All seven Border Patrol stations in the sector now deploy regular horse patrols, making it unique among all sectors along the northern border, Roman said. Sector Chief Robert Harris has also recently equipped each of the stations with specially trained human-tracking dogs.

Unlike the busy crossings near Detroit or Blaine, Wash., the Spokane sector doesn’t see a lot of activity, Roman said. But the sector includes some of the most inaccessible and rough terrain in the nation. With help from horses, the agency is now able to keep a regular watch on mountains and canyons previously inaccessible to pickups, all-terrain vehicles and snowmobiles.

“You think horses and you think that’s what we used 75 years ago,” Roman said, as he heaved a leather saddle atop a gelding. “For one thing, they’re quiet. They’re also faster than an agent on foot, and they’re going to let you know somebody is out there long before you would know it.”

On Monday, agents Roman, Allen Foraker and Joe McCraw used horses to patrol Owl Mountain, about 120 miles north of Spokane. After clomping across U.S. Highway 395, the agents headed up an old dirt trail through the Colville National Forest. They wore cowboy hats, spurs and their green uniforms. Along with their .40-caliber semiautomatic handguns, they carried radios, rain slickers, an extra radio battery, a knife, their lunches and a GPS unit to mark locations of suspected smuggling trails. They left their portable radiation detectors sitting on their vehicle dashboards – the devices have been standard issue since 9/11.

Although the top priority of the Border Patrol is to catch terrorists, much of the Spokane sector’s work involves stopping the smuggling of British Columbia-grown marijuana – known as B.C. bud – and the northbound trafficking of cocaine. Since the 2001 terrorist attacks, the Border Patrol has tripled the number of agents posted in the Spokane sector, said Lonnie Moore, an agency spokesman. Although the agents are sometimes seen working with their drug dogs at highway border stations, most of their work involves policing the long stretches of the 49th parallel between stations.

The increase in agents has made it tougher on smugglers, who have had to find new methods to bring their drugs over the border, Roman said, as he led the patrol up a steep, narrow path. “We hit them hard with vehicles, then with boats. Now they’re using helicopters and planes to get over us.”

The Border Patrol has recently begun a new push to interdict drugs smuggled over the border in small aircraft. Roman expects the crackdown will force more smugglers to return to the forest. These foot smugglers typically haul 20 pounds at a time in backpacks, he said. At $320 an ounce, the payoff is high.

Most of the drug “mules” are young, physically fit men from rural communities near the border, Foraker said. These smugglers know the terrain, they know the harsh weather conditions, and they aren’t necessarily drug users. “If you’re going to match wits with them, you better eat your Wheaties,” he said.

As the trail snaked up the mountainside, it narrowed to the point where it would be impassable by vehicle. Cedar and fir trees blotted out light from the sky.
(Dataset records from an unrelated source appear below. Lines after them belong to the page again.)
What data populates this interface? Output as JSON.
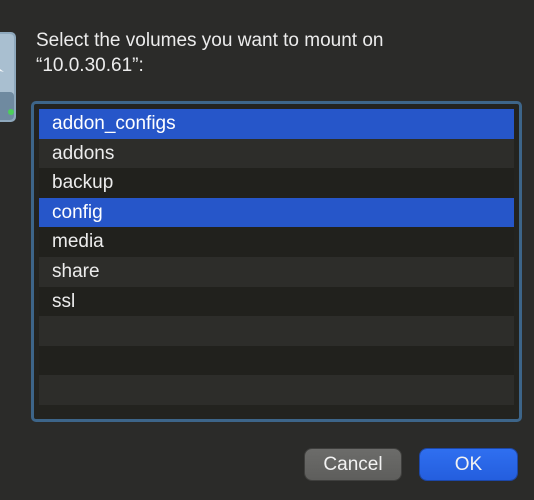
{
  "dialog": {
    "prompt_line1": "Select the volumes you want to mount on",
    "prompt_line2": "“10.0.30.61”:"
  },
  "volumes": [
    {
      "label": "addon_configs",
      "selected": true
    },
    {
      "label": "addons",
      "selected": false
    },
    {
      "label": "backup",
      "selected": false
    },
    {
      "label": "config",
      "selected": true
    },
    {
      "label": "media",
      "selected": false
    },
    {
      "label": "share",
      "selected": false
    },
    {
      "label": "ssl",
      "selected": false
    }
  ],
  "buttons": {
    "cancel_label": "Cancel",
    "ok_label": "OK"
  },
  "colors": {
    "selection": "#2656c9",
    "accent_button": "#2a66e8",
    "frame_focus": "#3d6589"
  },
  "icons": {
    "drive": "network-drive-icon"
  }
}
Their branches snapped the faces of the agents. The forest was silent but for the sound of a distant creek and the occasional clicking as agent Foraker spit hulls from the wad of sunflower seeds packed in his cheek.

The horse patrols in the area haven’t yet resulted in any arrests, but agents are learning new trails and are able to keep a better watch on possible routes, Foraker said. “We’re turning in some good intel because of the areas we’re now accessing.”

A 21-year veteran of the agency, he fits the classic border agent profile: equal parts Boy Scout and cop. He was raised on a ranch in the Arizona mountains and feels at home on the back of a horse. Most of the time when he patrols, Foraker stares at the ground, looking for footprints, broken brush, cigarette butts or tiny flecks of surveyor’s tape.

“When man passes along the face of the earth, he leaves a mark,” Foraker said, explaining why he doesn’t often gaze at the scenery. “Our whole career is looking at dirt.”

As if on cue, Agent McCraw pointed out a fresh pile of bear scat. “Even on vacations we look for sign. It’s hard to turn it off,” McCraw said. “Actually, my wife is pretty good at cutting sign.”

Agents follow even the faintest of clues. If the trail is hot and it leads across the border, they use a shared radio frequency to call for help from their counterparts with the Royal Canadian Mounted Police.

Border Patrol agents have also begun handing out refrigerator magnets with a telephone tip hotline to people living near the border. There’s already been at least one drug seizure made from a magnet call, Roman said. Extra help from locals is considered a “force multiplier,” he said.

Agents also make a point of chatting with hikers or hunters.

“We talk to everybody,” Foraker said. “Generally, within two minutes we know if they belong in this country.”

Near the top of Owl Mountain, the agents stopped and peered across the Kettle River Valley. Several years ago, McCraw was up on the mountain at night when he spotted tiny flickers of flashlights through his night-vision goggles. The late-night hikers eventually stopped at a van beside the highway. The dome light inside the vehicle cast shadows on a nearby mountainside of the men loading duffle bags into the van. After watching the smugglers’ shadow theater, McCraw radioed other agents, who were able to apprehend the men and 150 pounds of marijuana.

Backcountry drug trafficking has slowed since the 9/11 buildup of agents, said Foraker, who transferred to the Colville station from New Mexico shortly before the terrorist attacks on New York and Washington, D.C. Back then, some shifts along the northern border would go unstaffed because of a lack of personnel. Those were much easier times for the smugglers, Foraker said. Many days he would start a shift by checking smugglers’ stashes near the base of Owl Mountain. It was common to find duffels or backpacks hidden in the brush awaiting pickup, he said. Not anymore.

“If they’re changing operations, we know we’re being effective,” Foraker said.

This extra pressure is only expected to force smugglers deeper into the backcountry and onto lesser-used trails. One of the benefits of the horse patrols, Foraker said, is to help agents learn every square foot of their patrol area and keep up with the smugglers.

When the patrol reached an old mine at the top of Owl Mountain, Foraker, McCraw and Roman scanned slopes for signs of trails once used by miners. There are rumors of an old trail leading from British Columbia up to the mine – a possible smugglers’ route. Five years ago, agents found a path of broken brush through the area, raising suspicion of illegal activity.

“We’ve been all over this hill looking for a trail to Canada,” Foraker said. “We’ve never found it.”

The agents and their sweat-covered horses broke for lunch at the mountaintop. The horses chomped grass and lupine flowers while the agents sat on the edge of a cliff, eating sandwiches and staring off into the green mountains of British Columbia.

“If people came out and saw what we see, they’d be flooding our recruitment center,” Foraker said. “This is heaven.”

President Bush is promoting a plan to hire up to 6,000 new agents in coming years. Before any get a shot at riding horses through the wilds of the Inland Northwest, they’ll have to learn Spanish and begin their careers with a stint along the busy border with Mexico.

The relatively slow-paced backcountry of Eastern Washington feels like a different galaxy from the southwest, where agents sometimes apprehend dozens of illegal aliens at a time, said Roman, the patrol captain. Up here, days can go by without seeing suspicious activity. It takes a trained eye and special discipline to keep watch over these lonely stretches of the border, Roman said, climbing his horse to finish the day’s patrol.

Every agent’s nightmare is for a terrorist to slip through their sector. “We just can’t let that happen,” Roman said.